Son yıllardaki onur yürüyüşleri yasaklı olduğu için polisle haşır neşir, Mis Sokak’a sıkıştırılmış bir tablo ortaya çıkıyordu. Bu sefer de “Her yürüyüşümüz Onur Yürüyüşü’ mottosu ile Taksim’in her yerinde basın bildirisi okuyarak polisin onlarca farklı noktaya yetişmesi  gerekti.

8 Mart Feminist Gece Yürüyüşleri ile paralel ilerleyen LGBTİ+ mücadelesi feminist gece yürüyüşlerini de bayraklarıyla büyüttü. Son yıllarda kadın cinayetlerinin artmasıyla kadınların karşı duruşu da sertleşti. İstanbul Sözleşmesi’nden çıkılması zaten hedef halinde olan kadınları daha da korumasız bıraktı. Sözleşmeden ayrılmayla ilgili, sözleşmede eşcinselliği özendiren maddeler olduğu ve bunun da toplumun ahlaki yapısını tehdit ettiği öne sürüldü. Tabii ki bu doğru değildi. Bahsi geçen maddede şiddete uğrayanın din, dil, ırk, cinsel yönelim gibi kimliklerinden dolayı bir ayrımcılığa uğramadan yasalarla korunması talep ediliyordu.
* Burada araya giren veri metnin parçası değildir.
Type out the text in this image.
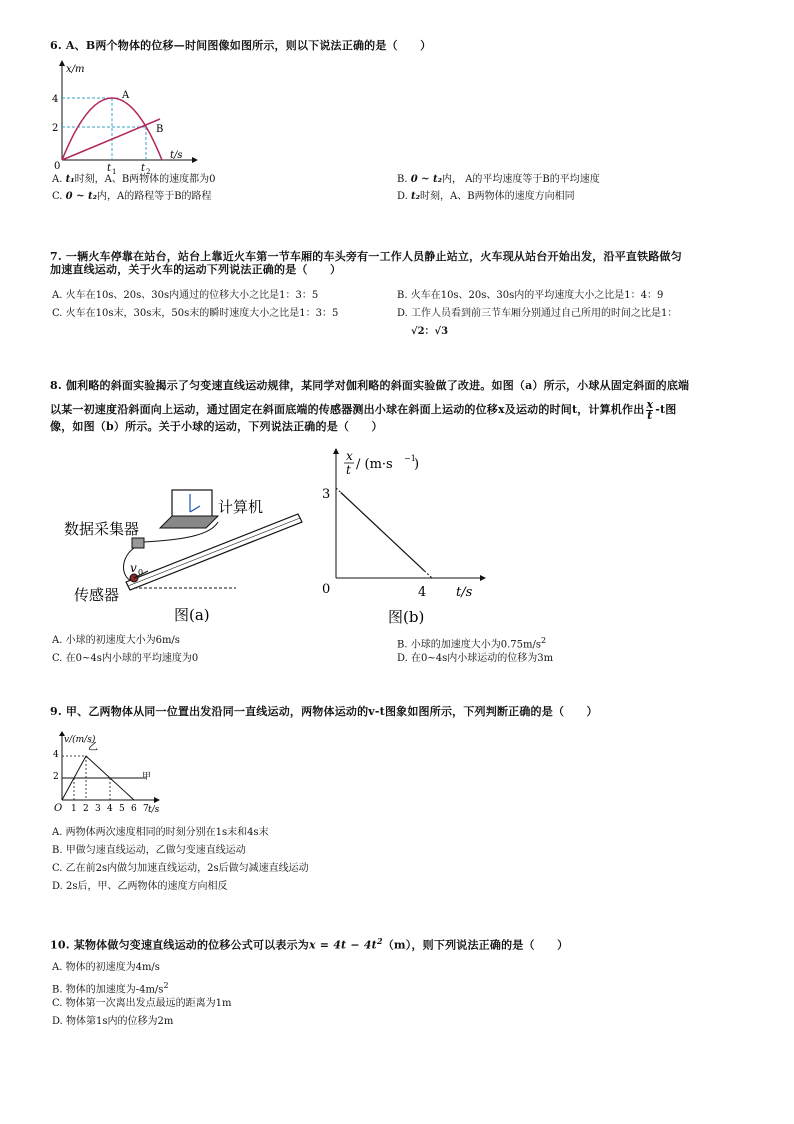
6. A、B两个物体的位移—时间图像如图所示，则以下说法正确的是（　　）
x/m
t/s
0
4
2
t 1 t 2
A
B
A. t₁时刻，A、B两物体的速度都为0	B. 0 ~ t₂内， A的平均速度等于B的平均速度
C. 0 ~ t₂内，A的路程等于B的路程	D. t₂时刻，A、B两物体的速度方向相同
7. 一辆火车停靠在站台，站台上靠近火车第一节车厢的车头旁有一工作人员静止站立，火车现从站台开始出发，沿平直铁路做匀
加速直线运动，关于火车的运动下列说法正确的是（　　）
A. 火车在10s、20s、30s内通过的位移大小之比是1：3：5	B. 火车在10s、20s、30s内的平均速度大小之比是1：4：9
C. 火车在10s末，30s末，50s末的瞬时速度大小之比是1：3：5	D. 工作人员看到前三节车厢分别通过自己所用的时间之比是1：
√2：√3
8. 伽利略的斜面实验揭示了匀变速直线运动规律，某同学对伽利略的斜面实验做了改进。如图（a）所示，小球从固定斜面的底端
以某一初速度沿斜面向上运动，通过固定在斜面底端的传感器测出小球在斜面上运动的位移x及运动的时间t，计算机作出 $\frac{x}{t} -t$图
像，如图（b）所示。关于小球的运动，下列说法正确的是（　　）
计算机
数据采集器
v 0
传感器
图(a)
x
t / (m·s −1
)
3
0	4 t/s
图(b)
A. 小球的初速度大小为6m/s	B. 小球的加速度大小为$0.75m/s^2$
C. 在0~4s内小球的平均速度为0	D. 在0~4s内小球运动的位移为3m
9. 甲、乙两物体从同一位置出发沿同一直线运动，两物体运动的v-t图象如图所示，下列判断正确的是（　　）
v/(m/s)
t/s
O
4
2
1 2 3 4 5 6 7
乙
甲
A. 两物体两次速度相同的时刻分别在1s末和4s末
B. 甲做匀速直线运动，乙做匀变速直线运动
C. 乙在前2s内做匀加速直线运动，2s后做匀减速直线运动
D. 2s后，甲、乙两物体的速度方向相反
10. 某物体做匀变速直线运动的位移公式可以表示为$x = 4t - 4t^2(m)$，则下列说法正确的是（　　）
A. 物体的初速度为4m/s
B. 物体的加速度为$-4m/s^2$
C. 物体第一次离出发点最远的距离为1m
D. 物体第1s内的位移为2m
Sözleşmenin bu maddeleriyle ilgili baskı yapıldı. Kimse bu konuda tuzağa düşüp geri adım atmadı. Ama iktidar bloğunda ve çevresinde ‘İstanbul Sözleşmesi’, içinde bile olmayan maddeler yüzünden karalandı. Toplumda bu sözleşmeye karşı algı oluşturuldu ve sözleşmenin uygulanmasını isteyenler toplumun ahlaki yapısını bozmak istemekle suçlandı. En nihayetinde Türkiye sözleşmeden bir adamın imzasıyla anayasaya aykırı bir şekilde çekildi.Bunun bir çok nedeni  var ama bana göre en büyük nedeni gericiliğe göz kırpmak.

Son AKP Genel Kongresi’nde değinilen konulara bakalım:

  • İki ebeveynin çalışması ve çocuklarının  kreşlere gönderilmesi (çocuklar mağdur, anne işe gitmesin)
  • Evlilik yaşı çok yüksek (çocuklarla evlenenler cezaevlerinde ya da mahkemelerde sürünüyor, bu 18 yaş sınırını aşağı çekelim, adamlar üzülmesin)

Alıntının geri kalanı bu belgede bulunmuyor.